Switching provider is another option, and there is still a fair amount of competition on all-inclusive packages.
“Check your paperwork to see how and when you can get out of your broadband contract to find a cheaper alternative if your circumstances have changed,” said Venter. “You may have to pay an exit fee but in the long run you could be saving a lot more.”
An exit charge isn’t the only transfer hitch to look out for, according to Black.
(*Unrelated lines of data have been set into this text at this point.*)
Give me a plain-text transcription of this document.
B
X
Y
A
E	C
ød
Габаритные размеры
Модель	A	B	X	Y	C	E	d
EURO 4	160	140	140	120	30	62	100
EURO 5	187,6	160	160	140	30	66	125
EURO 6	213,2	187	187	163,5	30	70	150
“One of the hassles with switching provider is that you may lose your email address if you’re using your broadband provider’s generic email address,” he said. “It’s the same with landline numbers, so do check and think about that before switching.”
Meanwhile, thousands of households face higher energy bills when their fixed rate tariffs come to an end this month.
Of the 24 dual fuel tariffs maturing this month, 21 will automatically move customers onto more expensive standard variable tariffs, according to Gocompare.com, with an average increase of almost 16 per cent. Suppliers including Scottish Power, Scottish Gas, Co-operative Energy and First:Utility will all be shifting customers onto variable rates when their existing tariffs expire on 30 September.
Households on Scottish Power’s “online fixed price energy September 2015” tariff, for example, will see their annual cost rise by an average of almost £100 to £1,113.25, unless they shop around for another fixed rate.
Similarly, those on the Scottish Gas “discount fix September 2015” and who don’t switch when it ends on 30 September will see the annual cost jump by an average of 15.3 per cent to £1,100.92.
Caroline Lloyd, energy spokesperson at Gocompare.com, said: “Unfortunately, households who are loyal to their energy provider once their current deal expires are usually rewarded with a significantly more expensive tariff that doesn’t represent value for money
“With a huge number of fixed tariffs coming to an end this month, it’s really important for customers to keep on top of when their deals expire and ensure they’re not paying over the odds for their energy.”